Sure, you’ll experience lockin if you use Durable Functions or the similar Lambda features… but no worse than any other workflow or business rules platform.

Ask people how easy it is to get off BizTalk or MuleSoft…


Amazon loves it when you run idle EC2 instances ($$$) rather than using Lambda.

Most real workloads I've seen (at 3 startups, and several teams at Amazon) have utilization under 10%.


That's really where you see that no answer is right across the board.

I worked at a very small startup years ago that leaned heavily on EC2. Our usage was pretty bipolar, the service was along the lines of a real-time game so we either had a very heavy work load or nothing. We stood up EC2 instances when games were lice and wound them down after.

We did use Lambda for a few things, mainly APIs that were rarely used or for processing jobs in an event queue.
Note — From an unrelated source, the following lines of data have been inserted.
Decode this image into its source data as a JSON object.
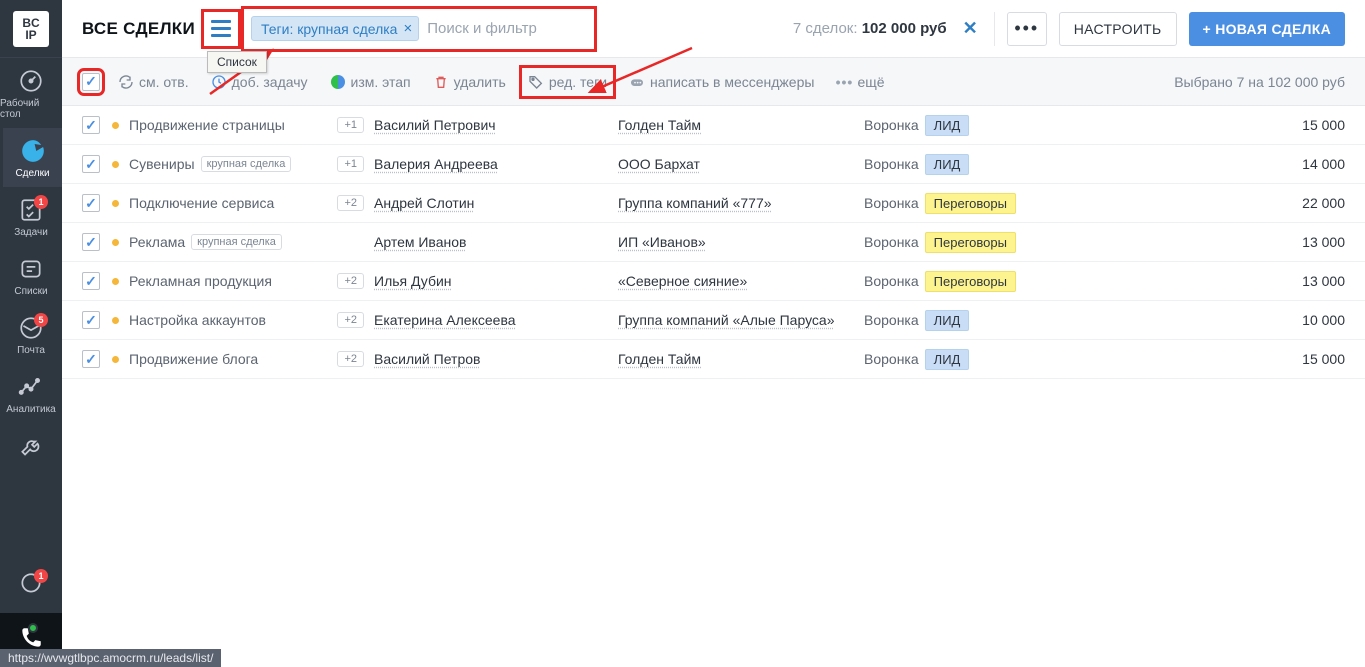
{
  "logo": {
    "top": "BC",
    "bottom": "IP"
  },
  "sidebar": {
    "items": [
      {
        "label": "Рабочий стол"
      },
      {
        "label": "Сделки"
      },
      {
        "label": "Задачи",
        "badge": "1"
      },
      {
        "label": "Списки"
      },
      {
        "label": "Почта",
        "badge": "5"
      },
      {
        "label": "Аналитика"
      }
    ],
    "chat_badge": "1"
  },
  "header": {
    "title": "ВСЕ СДЕЛКИ",
    "burger_tooltip": "Список",
    "filter_chip": "Теги: крупная сделка",
    "search_placeholder": "Поиск и фильтр",
    "summary_prefix": "7 сделок: ",
    "summary_value": "102 000 руб",
    "configure": "НАСТРОИТЬ",
    "new_deal": "+ НОВАЯ СДЕЛКА"
  },
  "toolbar": {
    "change_owner": "см. отв.",
    "add_task": "доб. задачу",
    "change_stage": "изм. этап",
    "delete": "удалить",
    "edit_tags": "ред. теги",
    "messenger": "написать в мессенджеры",
    "more": "ещё",
    "selected": "Выбрано 7 на 102 000 руб"
  },
  "stages": {
    "funnel_label": "Воронка",
    "lead": "ЛИД",
    "neg": "Переговоры"
  },
  "deals": [
    {
      "name": "Продвижение страницы",
      "plus": "+1",
      "contact": "Василий Петрович",
      "company": "Голден Тайм",
      "stage": "lead",
      "price": "15 000",
      "tag": null
    },
    {
      "name": "Сувениры",
      "plus": "+1",
      "contact": "Валерия Андреева",
      "company": "ООО Бархат",
      "stage": "lead",
      "price": "14 000",
      "tag": "крупная сделка"
    },
    {
      "name": "Подключение сервиса",
      "plus": "+2",
      "contact": "Андрей Слотин",
      "company": "Группа компаний «777»",
      "stage": "neg",
      "price": "22 000",
      "tag": null
    },
    {
      "name": "Реклама",
      "plus": null,
      "contact": "Артем Иванов",
      "company": "ИП «Иванов»",
      "stage": "neg",
      "price": "13 000",
      "tag": "крупная сделка"
    },
    {
      "name": "Рекламная продукция",
      "plus": "+2",
      "contact": "Илья Дубин",
      "company": "«Северное сияние»",
      "stage": "neg",
      "price": "13 000",
      "tag": null
    },
    {
      "name": "Настройка аккаунтов",
      "plus": "+2",
      "contact": "Екатерина Алексеева",
      "company": "Группа компаний «Алые Паруса»",
      "stage": "lead",
      "price": "10 000",
      "tag": null
    },
    {
      "name": "Продвижение блога",
      "plus": "+2",
      "contact": "Василий Петров",
      "company": "Голден Тайм",
      "stage": "lead",
      "price": "15 000",
      "tag": null
    }
  ],
  "status_url": "https://wvwgtlbpc.amocrm.ru/leads/list/"
}
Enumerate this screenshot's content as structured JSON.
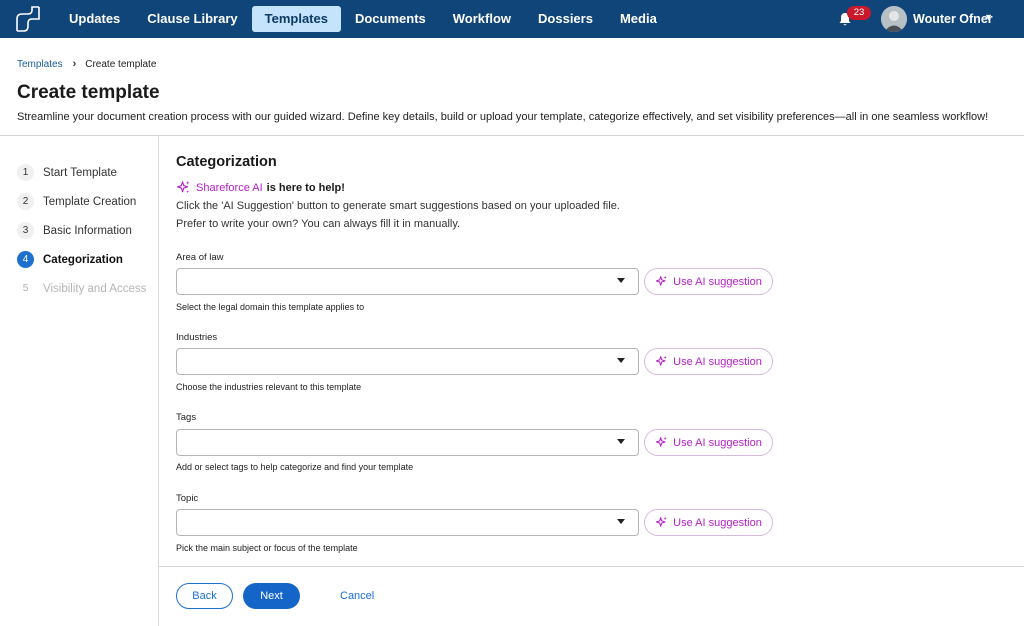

Serverless has its place for sure, but in my experience it have been heavily over used the last 3-5 years.


I think the solution to that problem is usually to have fewer and smaller EC2 instances.

And you only need to get utilization up to like 15% to make reserved instances significantly better than lambda.


Not to naysay, any idea of that includes their own website? Just curious. I don’t az itself is the largest aws customer anymore.